BLACK HISTORY MONTH: Storytelling, Reading, and Entrepreneurs Celebrated at the Ypsi Library Read-In
Each year, upwards of a million people participate in the National African American Read-In during the month of February to highlight African American authors. Locally, literacy and entrepreneurship were the two focal points for community members who came out Monday evening for the 8th Annual Ypsilanti Community African American Read-In at the Whittaker Road branch of the Ypsilanti District Library (5577 Whittaker Road).
The read-in was one of several events the YDL is hosting to commemorate local African American authors and history. Presentations and readings were made by local authors Karen Simpson (Act of Grace), Debbie Taylor (Sweet Music in Harlem), and Denise Crittenden (Girl in the Mirror: A Teen’s Guide to Self Awareness.)
“I miss the kids,” said Read-In coordinator, Dr. Pauline Biggby.
When the authors began reading from their books, there weren’t any kids in the audience. But by the time the program moved to the order of business, which involved cookies, juice, and picking out new books by African American authors, a handful of smiling children had arrived.

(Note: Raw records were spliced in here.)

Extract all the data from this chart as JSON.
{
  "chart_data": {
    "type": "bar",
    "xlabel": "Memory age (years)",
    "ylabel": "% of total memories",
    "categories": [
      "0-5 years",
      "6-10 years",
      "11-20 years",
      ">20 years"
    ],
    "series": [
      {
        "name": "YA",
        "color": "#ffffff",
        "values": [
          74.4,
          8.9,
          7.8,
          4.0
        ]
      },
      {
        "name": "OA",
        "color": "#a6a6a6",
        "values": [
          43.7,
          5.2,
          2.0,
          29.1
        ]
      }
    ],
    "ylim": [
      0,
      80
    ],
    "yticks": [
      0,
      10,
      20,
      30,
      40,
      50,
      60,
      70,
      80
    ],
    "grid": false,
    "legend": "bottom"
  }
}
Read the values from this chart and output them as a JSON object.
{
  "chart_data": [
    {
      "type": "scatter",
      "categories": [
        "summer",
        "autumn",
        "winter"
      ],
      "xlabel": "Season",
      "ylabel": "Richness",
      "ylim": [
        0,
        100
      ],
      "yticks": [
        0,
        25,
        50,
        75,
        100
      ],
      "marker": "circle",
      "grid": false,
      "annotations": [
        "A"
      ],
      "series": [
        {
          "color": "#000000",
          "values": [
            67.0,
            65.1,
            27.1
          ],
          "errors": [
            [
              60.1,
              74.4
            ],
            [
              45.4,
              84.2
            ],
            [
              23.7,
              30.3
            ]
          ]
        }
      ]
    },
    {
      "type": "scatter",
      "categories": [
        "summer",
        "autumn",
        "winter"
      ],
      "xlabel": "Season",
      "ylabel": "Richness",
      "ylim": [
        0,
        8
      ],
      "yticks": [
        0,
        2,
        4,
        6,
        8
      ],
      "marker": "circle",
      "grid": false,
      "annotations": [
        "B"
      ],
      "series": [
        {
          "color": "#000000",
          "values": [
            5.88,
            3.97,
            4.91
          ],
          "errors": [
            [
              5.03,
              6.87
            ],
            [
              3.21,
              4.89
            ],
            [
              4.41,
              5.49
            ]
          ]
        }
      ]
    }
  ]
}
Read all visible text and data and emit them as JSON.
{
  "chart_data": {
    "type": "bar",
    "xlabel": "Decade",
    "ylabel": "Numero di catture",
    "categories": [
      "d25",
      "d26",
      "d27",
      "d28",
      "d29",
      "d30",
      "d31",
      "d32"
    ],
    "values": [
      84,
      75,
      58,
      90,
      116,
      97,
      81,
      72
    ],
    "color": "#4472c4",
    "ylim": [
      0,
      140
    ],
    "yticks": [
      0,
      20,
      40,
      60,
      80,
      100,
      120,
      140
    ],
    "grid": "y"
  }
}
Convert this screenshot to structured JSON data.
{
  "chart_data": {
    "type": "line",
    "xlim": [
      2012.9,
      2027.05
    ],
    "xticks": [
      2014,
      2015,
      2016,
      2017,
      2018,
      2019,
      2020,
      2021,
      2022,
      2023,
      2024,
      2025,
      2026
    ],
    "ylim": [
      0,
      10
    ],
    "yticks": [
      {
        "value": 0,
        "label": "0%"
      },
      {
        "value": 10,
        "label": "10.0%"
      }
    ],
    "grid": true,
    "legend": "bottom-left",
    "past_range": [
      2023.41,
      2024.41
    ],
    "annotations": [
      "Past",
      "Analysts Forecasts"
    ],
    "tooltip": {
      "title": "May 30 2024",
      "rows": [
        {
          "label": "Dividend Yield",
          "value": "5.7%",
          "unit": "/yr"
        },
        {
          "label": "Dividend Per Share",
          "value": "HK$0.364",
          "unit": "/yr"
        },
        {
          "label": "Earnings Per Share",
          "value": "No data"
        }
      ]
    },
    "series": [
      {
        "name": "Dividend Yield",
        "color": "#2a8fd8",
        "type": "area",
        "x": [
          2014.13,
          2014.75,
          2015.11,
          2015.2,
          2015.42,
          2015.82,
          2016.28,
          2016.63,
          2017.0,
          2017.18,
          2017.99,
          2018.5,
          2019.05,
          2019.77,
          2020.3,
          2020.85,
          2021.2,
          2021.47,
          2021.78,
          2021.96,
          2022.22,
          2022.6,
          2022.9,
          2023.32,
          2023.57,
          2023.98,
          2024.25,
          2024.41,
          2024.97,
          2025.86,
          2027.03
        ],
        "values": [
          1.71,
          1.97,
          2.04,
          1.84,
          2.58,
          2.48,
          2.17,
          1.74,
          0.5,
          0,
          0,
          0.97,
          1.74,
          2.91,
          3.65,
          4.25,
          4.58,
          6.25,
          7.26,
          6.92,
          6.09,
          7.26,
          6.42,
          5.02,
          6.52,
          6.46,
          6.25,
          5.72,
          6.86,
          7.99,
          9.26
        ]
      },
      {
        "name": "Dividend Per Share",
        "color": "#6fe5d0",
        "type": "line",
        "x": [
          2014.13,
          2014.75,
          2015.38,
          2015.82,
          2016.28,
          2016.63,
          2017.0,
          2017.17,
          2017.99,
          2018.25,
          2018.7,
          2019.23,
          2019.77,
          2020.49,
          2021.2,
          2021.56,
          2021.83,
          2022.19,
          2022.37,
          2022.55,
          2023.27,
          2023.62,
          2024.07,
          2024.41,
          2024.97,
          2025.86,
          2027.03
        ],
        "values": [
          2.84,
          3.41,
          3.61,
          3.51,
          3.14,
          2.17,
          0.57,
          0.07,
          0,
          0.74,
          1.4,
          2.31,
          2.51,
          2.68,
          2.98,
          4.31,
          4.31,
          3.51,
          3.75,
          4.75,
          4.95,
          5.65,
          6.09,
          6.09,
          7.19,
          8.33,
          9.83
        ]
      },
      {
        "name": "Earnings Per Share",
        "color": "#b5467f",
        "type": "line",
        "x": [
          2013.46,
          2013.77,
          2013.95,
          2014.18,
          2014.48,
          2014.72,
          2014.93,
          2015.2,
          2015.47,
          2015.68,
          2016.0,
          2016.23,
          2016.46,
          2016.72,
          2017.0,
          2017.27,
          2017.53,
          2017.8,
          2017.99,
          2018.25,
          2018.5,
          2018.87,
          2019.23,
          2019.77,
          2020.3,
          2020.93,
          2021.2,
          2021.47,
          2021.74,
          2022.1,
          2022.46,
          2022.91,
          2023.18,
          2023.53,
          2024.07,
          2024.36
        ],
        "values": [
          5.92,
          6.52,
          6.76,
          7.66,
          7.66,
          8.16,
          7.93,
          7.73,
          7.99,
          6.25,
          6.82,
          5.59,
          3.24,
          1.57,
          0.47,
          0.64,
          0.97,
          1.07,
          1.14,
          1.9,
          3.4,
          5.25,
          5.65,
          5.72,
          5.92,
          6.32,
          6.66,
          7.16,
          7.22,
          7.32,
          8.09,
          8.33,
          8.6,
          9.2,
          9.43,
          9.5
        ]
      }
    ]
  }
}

“Monday nights for local children are busy with rigorous schedules. We have to get home and do homework,” said Cherie Dotson, who came to offer support along with her daughter. Deborah Bryant, of Ann Arbor, rushed in her grandchildren Rima, Layla, and Matthew Dobbins to the event after their acting rehearsal. Families were able to select books from display by Nicola’s Books for purchase or from display for loan by the Ypsilanti District Library.
This year, the read-in had an additional focus on entrepreneurs. This fits in with the national focus on African American entrepreneurs and their history. On February 11 and 12, CNN will air a look at the journeys of eight African-American entrepreneurs in “Black in America: The New Promised Land“ about Silicon Valley,” by Soledad O’Brien.
During a panel discussion with local entrepreneurs, the audience’s questions were mostly about business ideas at the planning or early stages of entrepreneurship.
“I grew up in the south. When I was coming up, everyone had a hustle. So, I called it a hustle,” said Biggby. “Now, when I go back home, those hustles are now businesses. They have signs, they are listed in the directories, they are making money.”
Each of the authors who presented have also either started or are planning to start a business. Crittenden, who spent 30 years in journalism, also served on the local entrepreneur panel and spoke with the Ann Arbor Journal in an exclusive interview about how she made the transition from journalist and writer to publisher and entrepreneur.